At the final performances, visual movement combined with sound to form an intensely powerful experience: a highly kinetic art form of great fluidity, interaction, and expression between all performers, and a heightened sense of anticipation for those in the audience. Indeed, the melding together of the two artistic forms evoked a highly intensified experience, stimulating both the eyes and the ears. As the great composer of ballet scores, Igor Stravinsky, once said, composing for dance was like “hearing the music with one’s eyes”, or participating in “a tour of a building for which [one has] drawn the plans but never explored the result”.

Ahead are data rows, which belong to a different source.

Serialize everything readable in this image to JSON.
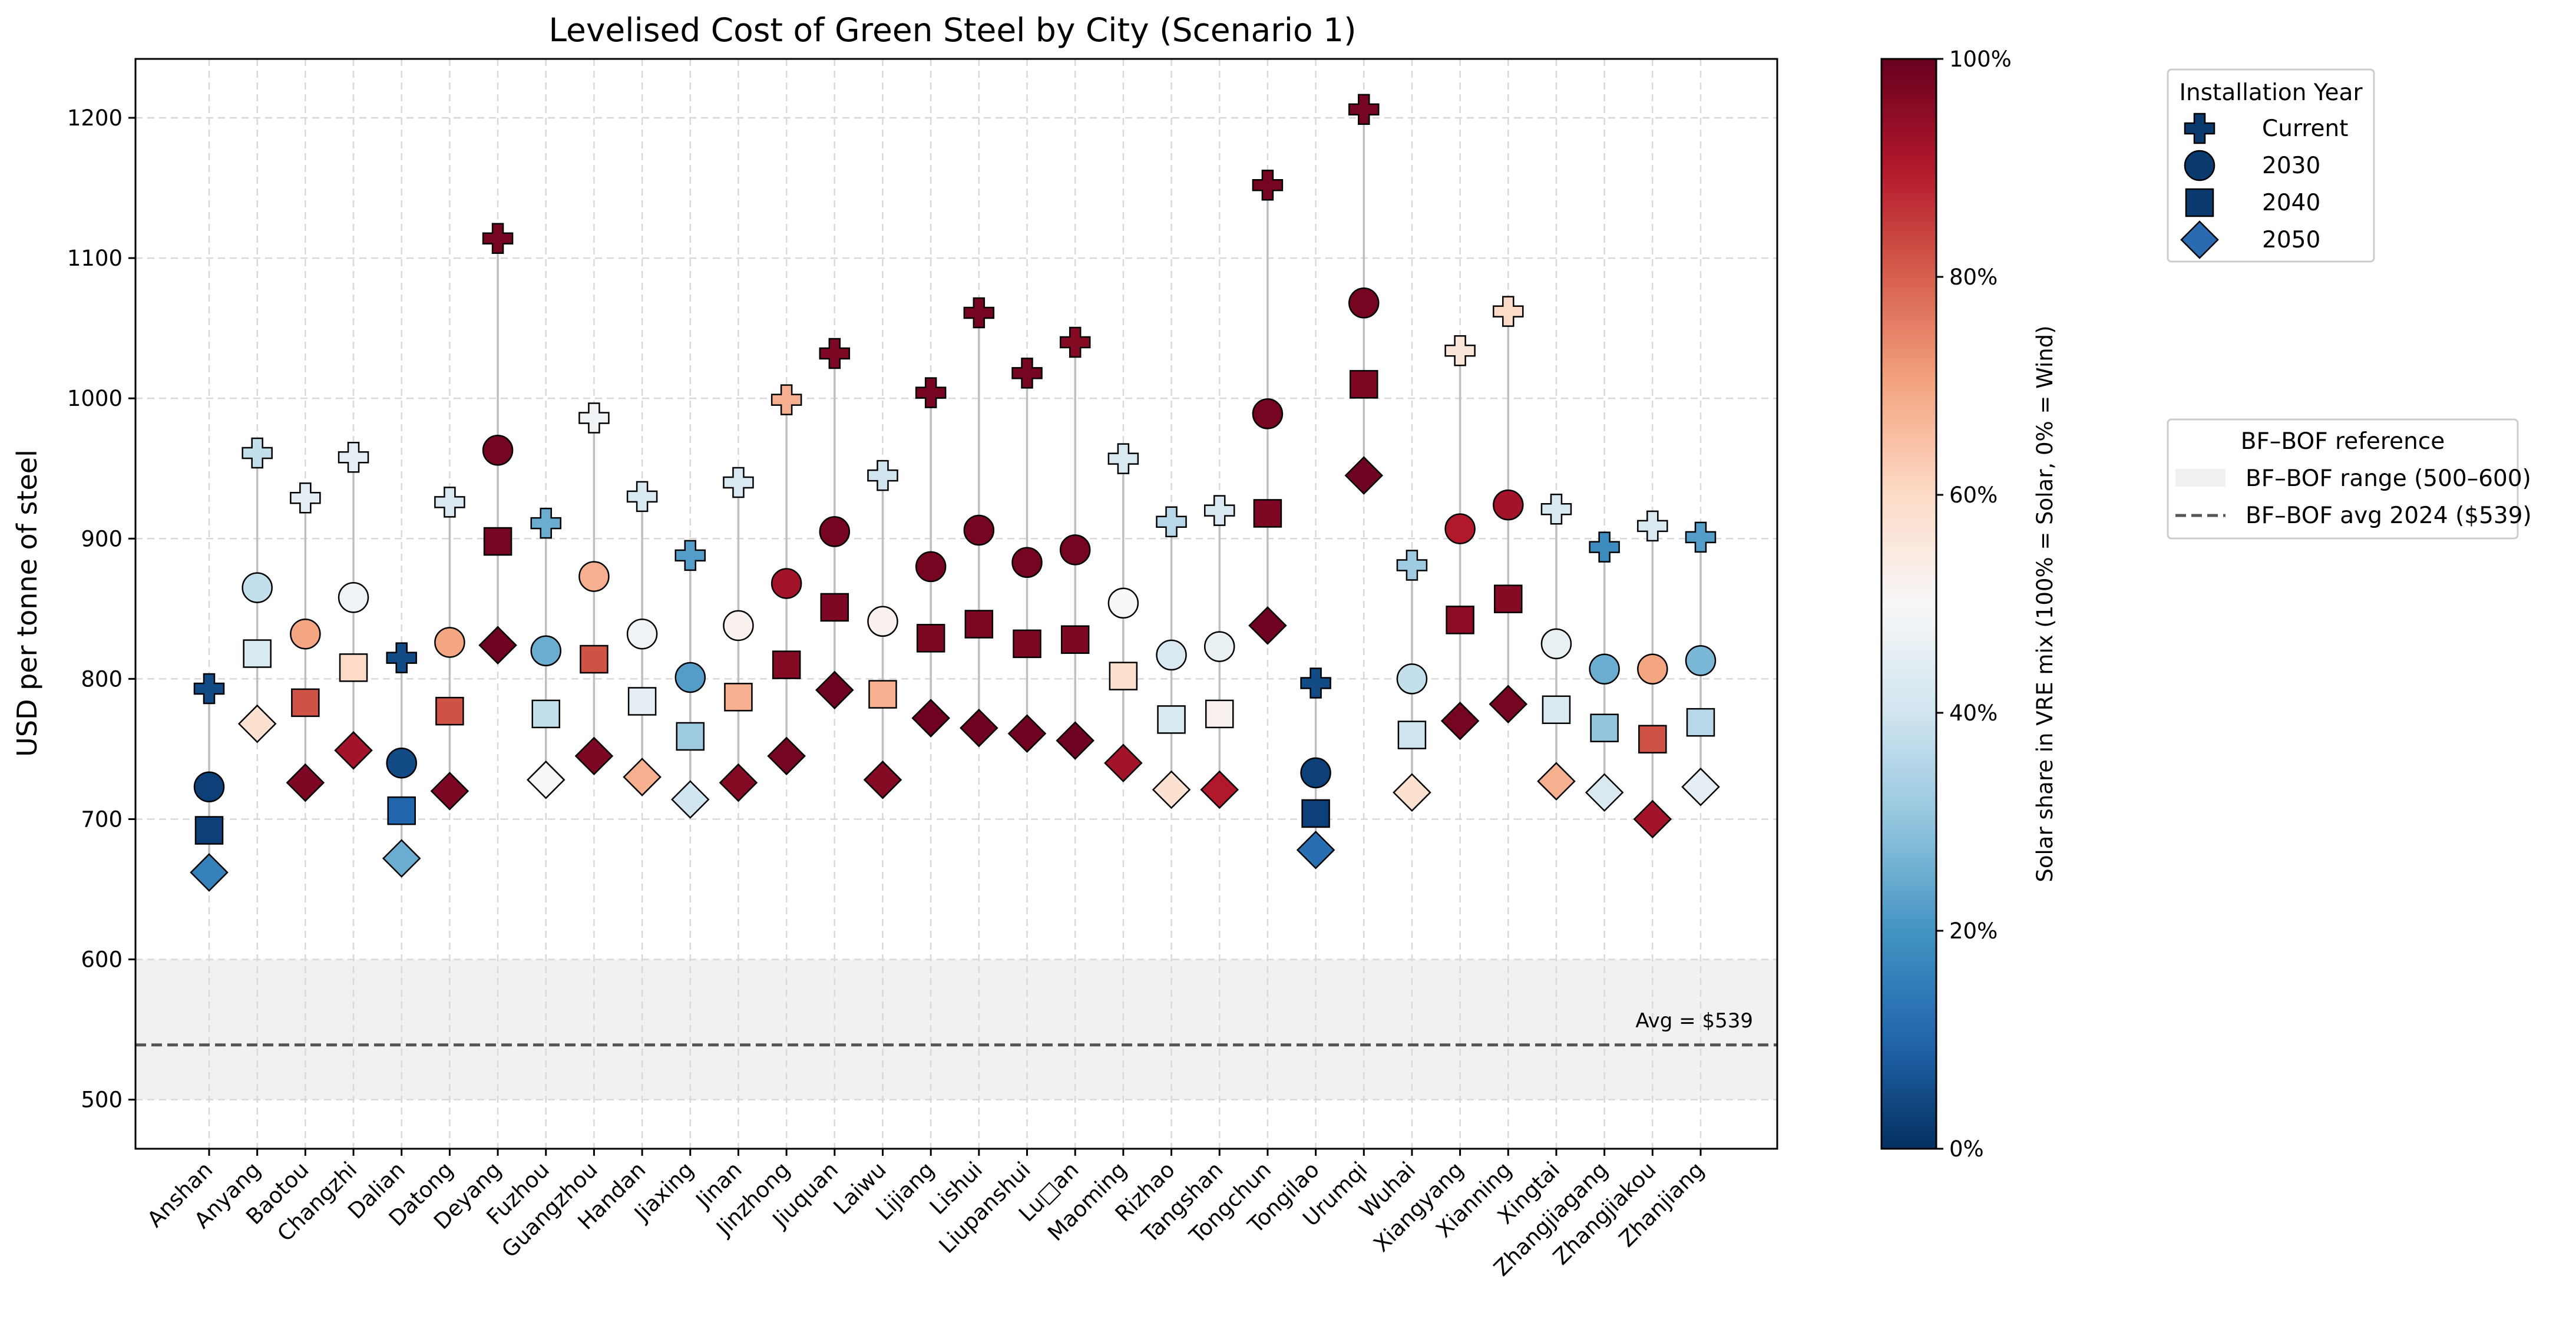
{
  "chart_data": {
    "type": "scatter",
    "title": "Levelised Cost of Green Steel by City (Scenario 1)",
    "ylabel": "USD per tonne of steel",
    "xlabel": "",
    "ylim": [
      465,
      1242
    ],
    "yticks": [
      500,
      600,
      700,
      800,
      900,
      1000,
      1100,
      1200
    ],
    "grid": true,
    "categories": [
      "Anshan",
      "Anyang",
      "Baotou",
      "Changzhi",
      "Dalian",
      "Datong",
      "Deyang",
      "Fuzhou",
      "Guangzhou",
      "Handan",
      "Jiaxing",
      "Jinan",
      "Jinzhong",
      "Jiuquan",
      "Laiwu",
      "Lijiang",
      "Lishui",
      "Liupanshui",
      "Lu□an",
      "Maoming",
      "Rizhao",
      "Tangshan",
      "Tongchun",
      "Tongilao",
      "Urumqi",
      "Wuhai",
      "Xiangyang",
      "Xianning",
      "Xingtai",
      "Zhangjiagang",
      "Zhangjiakou",
      "Zhanjiang"
    ],
    "series": [
      {
        "name": "Current",
        "marker": "plus",
        "values": [
          793,
          961,
          929,
          958,
          815,
          926,
          1114,
          911,
          986,
          930,
          888,
          940,
          999,
          1032,
          945,
          1004,
          1061,
          1018,
          1040,
          957,
          912,
          920,
          1152,
          797,
          1206,
          881,
          1034,
          1062,
          921,
          894,
          909,
          901
        ],
        "solar_share": [
          0.05,
          0.38,
          0.45,
          0.45,
          0.05,
          0.42,
          0.98,
          0.25,
          0.48,
          0.42,
          0.22,
          0.42,
          0.68,
          0.97,
          0.4,
          0.98,
          0.98,
          0.98,
          0.96,
          0.42,
          0.36,
          0.42,
          0.98,
          0.05,
          0.98,
          0.32,
          0.56,
          0.6,
          0.42,
          0.18,
          0.42,
          0.22
        ]
      },
      {
        "name": "2030",
        "marker": "circle",
        "values": [
          723,
          865,
          832,
          858,
          740,
          826,
          963,
          820,
          873,
          832,
          801,
          838,
          868,
          905,
          841,
          880,
          906,
          883,
          892,
          854,
          817,
          823,
          989,
          733,
          1068,
          800,
          907,
          924,
          825,
          807,
          807,
          813
        ],
        "solar_share": [
          0.03,
          0.38,
          0.7,
          0.48,
          0.05,
          0.7,
          0.98,
          0.25,
          0.68,
          0.48,
          0.22,
          0.52,
          0.92,
          0.98,
          0.52,
          0.98,
          0.98,
          0.98,
          0.98,
          0.5,
          0.42,
          0.46,
          0.98,
          0.03,
          0.98,
          0.38,
          0.9,
          0.92,
          0.46,
          0.25,
          0.7,
          0.27
        ]
      },
      {
        "name": "2040",
        "marker": "square",
        "values": [
          692,
          818,
          783,
          808,
          706,
          777,
          898,
          775,
          814,
          784,
          759,
          787,
          810,
          851,
          789,
          829,
          839,
          825,
          828,
          802,
          771,
          775,
          918,
          704,
          1010,
          760,
          842,
          857,
          778,
          765,
          757,
          769
        ],
        "solar_share": [
          0.03,
          0.42,
          0.82,
          0.6,
          0.1,
          0.82,
          0.98,
          0.38,
          0.82,
          0.45,
          0.32,
          0.68,
          0.96,
          0.97,
          0.68,
          0.97,
          0.97,
          0.97,
          0.97,
          0.58,
          0.42,
          0.52,
          0.97,
          0.03,
          0.97,
          0.4,
          0.95,
          0.96,
          0.42,
          0.3,
          0.82,
          0.36
        ]
      },
      {
        "name": "2050",
        "marker": "diamond",
        "values": [
          662,
          768,
          726,
          749,
          672,
          720,
          824,
          728,
          745,
          730,
          714,
          726,
          745,
          792,
          728,
          772,
          765,
          761,
          756,
          740,
          721,
          721,
          838,
          678,
          945,
          719,
          770,
          782,
          727,
          719,
          700,
          723
        ],
        "solar_share": [
          0.16,
          0.58,
          0.97,
          0.92,
          0.25,
          0.97,
          0.99,
          0.5,
          0.97,
          0.68,
          0.4,
          0.96,
          0.98,
          0.99,
          0.96,
          0.99,
          0.99,
          0.99,
          0.99,
          0.92,
          0.58,
          0.9,
          0.99,
          0.12,
          0.99,
          0.58,
          0.98,
          0.98,
          0.68,
          0.42,
          0.92,
          0.45
        ]
      }
    ],
    "reference": {
      "band_range": [
        500,
        600
      ],
      "avg": 539,
      "annotation": "Avg = $539"
    },
    "legend_year": {
      "title": "Installation Year",
      "placement": "right-top",
      "items": [
        {
          "label": "Current",
          "marker": "plus"
        },
        {
          "label": "2030",
          "marker": "circle"
        },
        {
          "label": "2040",
          "marker": "square"
        },
        {
          "label": "2050",
          "marker": "diamond"
        }
      ]
    },
    "legend_ref": {
      "title": "BF–BOF reference",
      "placement": "right",
      "items": [
        {
          "label": "BF–BOF range (500–600)",
          "kind": "band"
        },
        {
          "label": "BF–BOF avg 2024 ($539)",
          "kind": "dashed"
        }
      ]
    },
    "colorbar": {
      "label": "Solar share in VRE mix (100% = Solar, 0% = Wind)",
      "ticks": [
        "0%",
        "20%",
        "40%",
        "60%",
        "80%",
        "100%"
      ],
      "colormap": "RdBu_r"
    }
  }
}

For Janczewski, the experience was an exciting foray into the improvisatory process – an “unknown journey” that broadened both his and the company’s artistic horizons. For Fried, the visual elements of improvising with dance were “unique and mind blowing”; he now considers how his music might be visualized. But most importantly, together they were able to achieve an experience greater than their individual contributions. At the beginning of this collaboration, Fried sought “To achieve beauty wonder tension release surprise emotion etc. – that is theater.” At the end, that is truly what they achieved.